Last Night in Soho might not be quite the genre-bender that some of Edgar Wright's films have been, but it's still a slightly tough film to pin down. Is it a psychological thriller, or a full-on horror movie? (I was amused to hear two very earnest patrons at the showing I attended intently persuading each other, as the final credits rolled, that – despite its legions of genuinely alarming spectres and some rather gory revelations in the third act – this couldn't possibly be a horror film as it dealt with some serious issues. Hey, the money of genre-snobs is as welcome as anyone else's, I suppose.)
I'm pretty sure this is a horror movie – it's genuinely unsettling for long periods, deals with proper horror material, and Wright deploys a few classic horror gags along the way – but it is also a very modern piece dealing with the topics of mental health and misogynistic violence.

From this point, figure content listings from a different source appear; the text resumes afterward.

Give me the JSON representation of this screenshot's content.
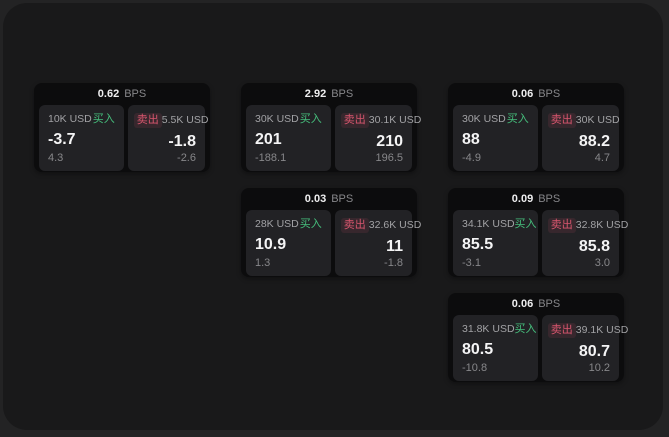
{
  "labels": {
    "buy": "买入",
    "sell": "卖出",
    "bps_unit": "BPS"
  },
  "colors": {
    "buy_green": "#46c07d",
    "sell_red": "#d9566e",
    "value_white": "#f4f4f5",
    "muted_gray": "#87878a",
    "card_bg": "#0c0c0d",
    "panel_bg": "#222225",
    "window_bg": "#19191a"
  },
  "cards": [
    {
      "bps": "0.62",
      "col": 1,
      "row": 1,
      "buy": {
        "amount": "10K USD",
        "value": "-3.7",
        "sub": "4.3"
      },
      "sell": {
        "amount": "5.5K USD",
        "value": "-1.8",
        "sub": "-2.6"
      }
    },
    {
      "bps": "2.92",
      "col": 2,
      "row": 1,
      "buy": {
        "amount": "30K USD",
        "value": "201",
        "sub": "-188.1"
      },
      "sell": {
        "amount": "30.1K USD",
        "value": "210",
        "sub": "196.5"
      }
    },
    {
      "bps": "0.06",
      "col": 3,
      "row": 1,
      "buy": {
        "amount": "30K USD",
        "value": "88",
        "sub": "-4.9"
      },
      "sell": {
        "amount": "30K USD",
        "value": "88.2",
        "sub": "4.7"
      }
    },
    {
      "bps": "0.03",
      "col": 2,
      "row": 2,
      "buy": {
        "amount": "28K USD",
        "value": "10.9",
        "sub": "1.3"
      },
      "sell": {
        "amount": "32.6K USD",
        "value": "11",
        "sub": "-1.8"
      }
    },
    {
      "bps": "0.09",
      "col": 3,
      "row": 2,
      "buy": {
        "amount": "34.1K USD",
        "value": "85.5",
        "sub": "-3.1"
      },
      "sell": {
        "amount": "32.8K USD",
        "value": "85.8",
        "sub": "3.0"
      }
    },
    {
      "bps": "0.06",
      "col": 3,
      "row": 3,
      "buy": {
        "amount": "31.8K USD",
        "value": "80.5",
        "sub": "-10.8"
      },
      "sell": {
        "amount": "39.1K USD",
        "value": "80.7",
        "sub": "10.2"
      }
    }
  ]
}
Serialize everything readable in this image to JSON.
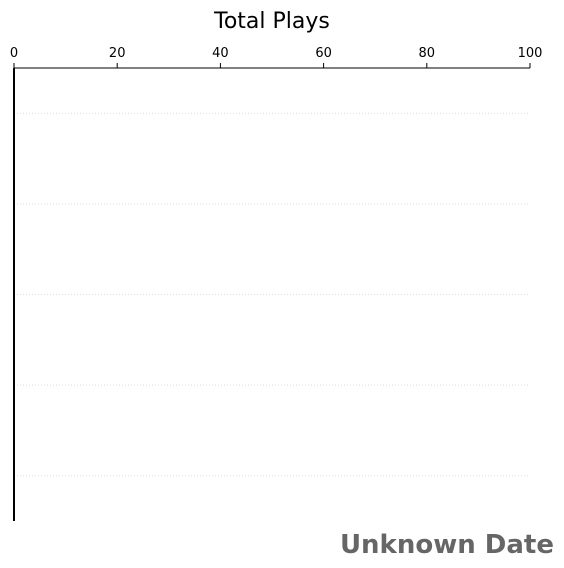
{
  "chart_data": {
    "type": "bar",
    "orientation": "horizontal",
    "title": "Total Plays",
    "xlabel": "",
    "ylabel": "",
    "xlim": [
      0,
      100
    ],
    "x_ticks": [
      "0",
      "20",
      "40",
      "60",
      "80",
      "100"
    ],
    "x_axis_position": "top",
    "grid": "dotted-horizontal",
    "categories": [],
    "values": [],
    "date_label": "Unknown Date",
    "colors": {
      "gridline": "#dddddd",
      "axis": "#000000",
      "date_label": "#666666"
    }
  }
}
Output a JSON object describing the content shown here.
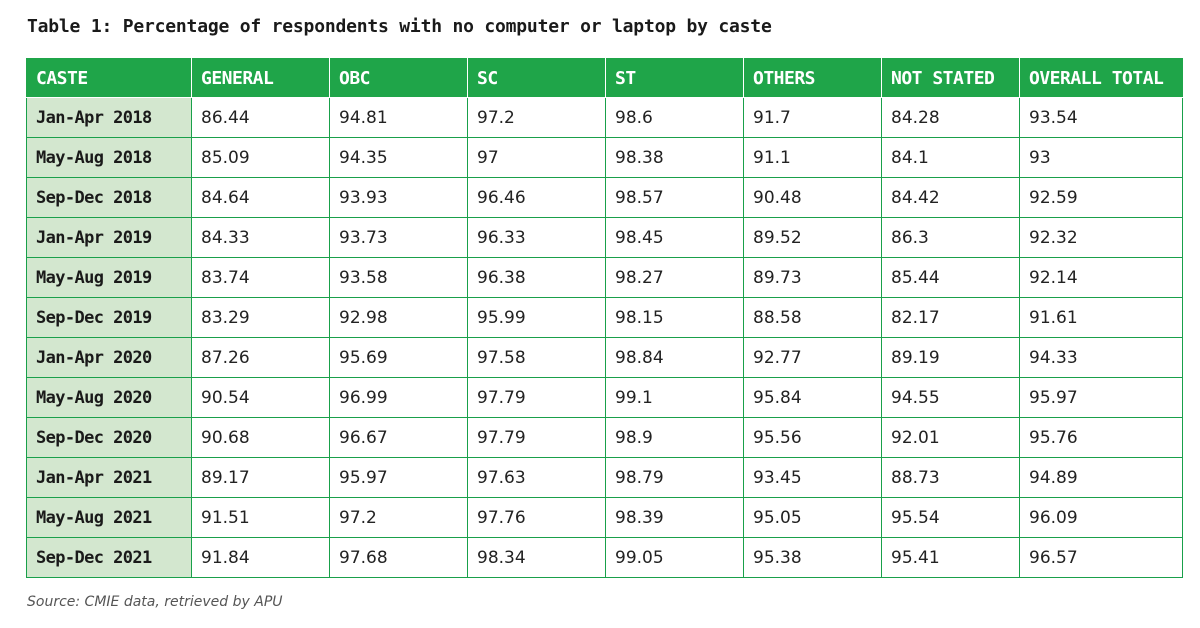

The sense being alone in a new place, feeling isolated, and never quite fitting in no matter how hard you want to, is superbly created, as is the sickly reality of being a vulnerable single woman constantly having to deal with the calculating male gaze.
And that's just some of the present-day sequences: the stuff set in the late sixties is arguably much worse. It initially looks like this is going to be a love letter to the glamour of that period, the London of Carnaby Street and the Beatles and their peers – a young Cilla Black appears as a character – something only emphasised by the appearance in the cast of such iconic sixties faces as Diana Rigg, Terence Stamp, and Rita Tushingham. But the film is also a ruthless deconstruction of the notion of that kind of glamour and the reality it was built on, which was one of ruthless exploitation and abuse.
It's a powerful thesis and one the film puts across highly persuasively – I was even slightly surprised that Wright was making a film which was quite so on-the-nose with its moral premise, although I should say the film also works exceptionally well as a piece of dark, hard-edged entertainment, with the director showing off his usual casual mastery of the craft.
However, what definitely came as a real surprise was the conclusion of the film, in which Wright and his co-writer Krysty Wilson-Cairns opt for something rather more unexpected and nuanced. To be honest, it does feel like the film is reaching a bit, mainly because some kind of twist ending is what the form calls for, and while the ending is still strong and effective it comes across as a little bit contrived.
Nevertheless, this is up there with the very best of Wright's other films, taking you on a journey into another world (more than one, in this case). It does a good job of suggesting how foundational the pop culture of the sixties remain in the modern world, making full use of the music of that period (along with a few interlopers: the most recent song I recognised was Happy House, released in 1980 by Siouxsie and the Banshees), but is more than just a casual piece of nostalgia. That said, Stamp, Tushingham and Rigg all get meaty roles that allow them to show their quality, and there is something rather marvellous and touching about seeing Diana Rigg command the screen so effortlessly one final time, far removed though she is from her iconic persona of so many decades ago. But nearly everyone involved in this production emerges with credit. Last Night in Soho is a terrific film, one of the best of the year so far, and a worthy valediction for a great star and a great actress.